Conakry, 3 mai 2025 – Le silence est pesant dans les studios désertés de plusieurs radios de la capitale. Ce 3 mai, censé célébrer la liberté de la presse dans le monde, a des allures de deuil professionnel pour nombre de journalistes guinéens. Pas de micros allumés, pas de flashs d’information. Juste des locaux fermés, du matériel scellé, et des voix condamnées au silence.
Dans une salle poussiéreuse, quelque part à Kipé, d’anciens employés de FIM FM se retrouvent autour d’un café amer. “C’était ici que je faisais mes revues de presse. Aujourd’hui, je n’ai même plus accès à mon micro”, confie, amer, un ancien chroniqueur. Depuis le retrait de leur agrément par les autorités de transition, lui et des centaines d’autres ont rejoint les rangs des invisibles : sans emploi, sans plateforme, sans recours.
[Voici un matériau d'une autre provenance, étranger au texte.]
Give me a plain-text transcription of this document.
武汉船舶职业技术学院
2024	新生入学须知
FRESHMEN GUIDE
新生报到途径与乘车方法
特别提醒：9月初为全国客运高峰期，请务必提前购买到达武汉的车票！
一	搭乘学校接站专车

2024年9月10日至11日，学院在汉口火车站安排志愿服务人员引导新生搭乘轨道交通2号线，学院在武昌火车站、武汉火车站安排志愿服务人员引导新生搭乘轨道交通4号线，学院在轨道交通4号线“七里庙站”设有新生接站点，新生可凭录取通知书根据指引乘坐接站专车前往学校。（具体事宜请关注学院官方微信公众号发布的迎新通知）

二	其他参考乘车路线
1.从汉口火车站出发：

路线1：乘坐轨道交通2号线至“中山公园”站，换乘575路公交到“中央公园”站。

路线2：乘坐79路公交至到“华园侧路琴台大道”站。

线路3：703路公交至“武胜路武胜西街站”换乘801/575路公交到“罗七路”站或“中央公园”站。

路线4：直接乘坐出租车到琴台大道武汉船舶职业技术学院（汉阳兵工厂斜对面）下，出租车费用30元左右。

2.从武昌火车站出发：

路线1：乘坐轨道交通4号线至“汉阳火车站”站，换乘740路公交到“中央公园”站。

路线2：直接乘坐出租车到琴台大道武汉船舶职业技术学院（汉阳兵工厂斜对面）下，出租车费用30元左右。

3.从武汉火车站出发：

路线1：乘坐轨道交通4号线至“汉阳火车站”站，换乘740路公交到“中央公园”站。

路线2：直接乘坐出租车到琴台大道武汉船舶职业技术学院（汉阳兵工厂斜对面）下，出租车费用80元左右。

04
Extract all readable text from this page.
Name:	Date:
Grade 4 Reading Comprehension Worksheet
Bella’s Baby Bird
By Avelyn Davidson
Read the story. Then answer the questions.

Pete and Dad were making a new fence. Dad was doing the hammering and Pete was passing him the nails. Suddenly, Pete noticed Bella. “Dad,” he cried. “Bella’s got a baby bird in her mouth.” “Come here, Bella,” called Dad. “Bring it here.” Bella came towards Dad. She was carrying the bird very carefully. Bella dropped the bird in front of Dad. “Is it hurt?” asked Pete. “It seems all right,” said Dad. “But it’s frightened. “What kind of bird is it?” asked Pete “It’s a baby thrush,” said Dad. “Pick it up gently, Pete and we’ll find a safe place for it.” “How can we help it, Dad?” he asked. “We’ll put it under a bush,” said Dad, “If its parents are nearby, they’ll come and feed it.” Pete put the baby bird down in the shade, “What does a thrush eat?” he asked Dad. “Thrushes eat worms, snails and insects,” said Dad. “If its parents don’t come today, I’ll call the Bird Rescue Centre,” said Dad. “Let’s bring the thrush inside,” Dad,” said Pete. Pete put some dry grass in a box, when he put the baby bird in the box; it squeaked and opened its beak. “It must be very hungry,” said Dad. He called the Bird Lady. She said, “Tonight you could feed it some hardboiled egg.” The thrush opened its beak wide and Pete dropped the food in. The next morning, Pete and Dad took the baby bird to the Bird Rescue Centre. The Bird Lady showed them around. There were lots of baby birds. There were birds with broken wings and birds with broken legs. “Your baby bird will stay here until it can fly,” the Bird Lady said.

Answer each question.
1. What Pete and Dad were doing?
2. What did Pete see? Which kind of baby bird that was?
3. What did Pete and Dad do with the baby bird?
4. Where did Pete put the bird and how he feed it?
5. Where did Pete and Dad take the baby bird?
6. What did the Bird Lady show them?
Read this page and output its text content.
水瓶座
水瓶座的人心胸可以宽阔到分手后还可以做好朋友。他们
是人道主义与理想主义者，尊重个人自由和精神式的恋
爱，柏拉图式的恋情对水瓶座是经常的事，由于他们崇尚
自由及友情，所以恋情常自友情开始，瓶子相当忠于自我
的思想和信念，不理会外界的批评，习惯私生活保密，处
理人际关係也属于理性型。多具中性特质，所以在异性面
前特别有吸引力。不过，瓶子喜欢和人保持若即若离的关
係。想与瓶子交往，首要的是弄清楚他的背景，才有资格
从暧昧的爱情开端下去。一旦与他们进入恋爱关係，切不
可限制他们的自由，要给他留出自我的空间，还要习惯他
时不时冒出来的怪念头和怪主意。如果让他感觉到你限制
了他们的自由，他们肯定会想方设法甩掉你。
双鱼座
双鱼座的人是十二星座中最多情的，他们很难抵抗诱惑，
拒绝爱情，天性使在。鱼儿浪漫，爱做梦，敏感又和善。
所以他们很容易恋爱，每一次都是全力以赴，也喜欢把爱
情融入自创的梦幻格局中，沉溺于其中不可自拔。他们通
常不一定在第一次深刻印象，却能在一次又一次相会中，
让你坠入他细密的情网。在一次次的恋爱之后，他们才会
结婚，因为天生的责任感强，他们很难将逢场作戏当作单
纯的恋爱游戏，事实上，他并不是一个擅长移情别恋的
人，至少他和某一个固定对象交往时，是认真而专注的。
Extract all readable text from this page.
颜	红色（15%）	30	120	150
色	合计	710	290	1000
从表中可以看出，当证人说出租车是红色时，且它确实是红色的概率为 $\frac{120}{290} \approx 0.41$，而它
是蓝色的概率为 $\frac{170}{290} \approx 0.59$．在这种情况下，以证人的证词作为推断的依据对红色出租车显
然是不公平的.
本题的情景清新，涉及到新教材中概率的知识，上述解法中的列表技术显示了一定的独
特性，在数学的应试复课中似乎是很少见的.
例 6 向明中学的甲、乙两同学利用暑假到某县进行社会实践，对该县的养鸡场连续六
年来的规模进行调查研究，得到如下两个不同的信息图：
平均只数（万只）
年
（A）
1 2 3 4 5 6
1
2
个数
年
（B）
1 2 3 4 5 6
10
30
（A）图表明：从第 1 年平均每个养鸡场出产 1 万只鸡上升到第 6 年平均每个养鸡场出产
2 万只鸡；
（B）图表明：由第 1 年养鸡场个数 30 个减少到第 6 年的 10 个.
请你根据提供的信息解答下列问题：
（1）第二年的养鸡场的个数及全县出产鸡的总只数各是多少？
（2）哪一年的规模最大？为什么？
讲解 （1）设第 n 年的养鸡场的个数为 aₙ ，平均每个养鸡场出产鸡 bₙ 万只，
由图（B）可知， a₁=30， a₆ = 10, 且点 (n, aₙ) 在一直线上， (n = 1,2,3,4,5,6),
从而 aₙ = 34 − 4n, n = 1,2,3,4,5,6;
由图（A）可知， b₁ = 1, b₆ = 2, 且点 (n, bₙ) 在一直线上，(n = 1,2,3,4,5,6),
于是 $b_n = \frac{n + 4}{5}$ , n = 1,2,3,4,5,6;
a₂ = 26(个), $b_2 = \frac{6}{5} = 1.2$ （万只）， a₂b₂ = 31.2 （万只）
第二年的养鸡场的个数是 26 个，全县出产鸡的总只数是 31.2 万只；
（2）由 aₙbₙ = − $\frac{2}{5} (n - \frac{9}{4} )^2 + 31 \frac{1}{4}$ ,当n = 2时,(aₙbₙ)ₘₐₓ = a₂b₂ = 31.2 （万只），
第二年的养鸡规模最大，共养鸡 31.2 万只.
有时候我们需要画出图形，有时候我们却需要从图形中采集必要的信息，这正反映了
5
Cellou Dalein Diallo monte au créneau
Pendant ce temps, sur ses réseaux sociaux, l’opposant politique Cellou Dalein Diallo lâche un coup de tonnerre. Dans une déclaration ferme, il dénonce “le musellement méthodique de la presse”, qu’il décrit comme une stratégie bien huilée de la junte pour faire taire toute dissidence.
“La fermeture des médias, les coupures d’internet, les enlèvements de journalistes, ce n’est pas du hasard”, martèle-t-il. “C’est un programme politique assumé pour préparer la confiscation du pouvoir.”
Les chiffres parlent d’eux-mêmes. Le dernier rapport de Reporters sans frontières fait état d’un recul brutal de la liberté de la presse en Guinée. Et la Haute Autorité de la Communication, censée garantir l’indépendance des médias, est aujourd’hui perçue par beaucoup comme une arme entre les mains du régime.
Un monde nouveau, une liberté ancienne menacée
Ironie cruelle : cette année, le thème choisi par l’UNESCO pour la Journée mondiale est « Informer dans un monde nouveau – L’impact de l’intelligence artificielle sur la liberté de la presse ». En Guinée, ce n’est pas encore l’IA qui inquiète. Ce sont les hommes en uniforme.
Cellou Dalein appelle à une mobilisation citoyenne : journalistes, auditeurs, militants de la liberté d’expression. “Le silence est une complicité. Se taire aujourd’hui, c’est enterrer la démocratie demain.”
Dans les rues de Kaloum, des jeunes fixent leurs téléphones éteints. La connexion est encore coupée. Une autre forme de censure, plus sournoise. Pendant ce temps, les studios de Djoma TV, Espace FM et FIM restent vides. Pas de lumière rouge. Pas de journal de midi. Juste une longue attente.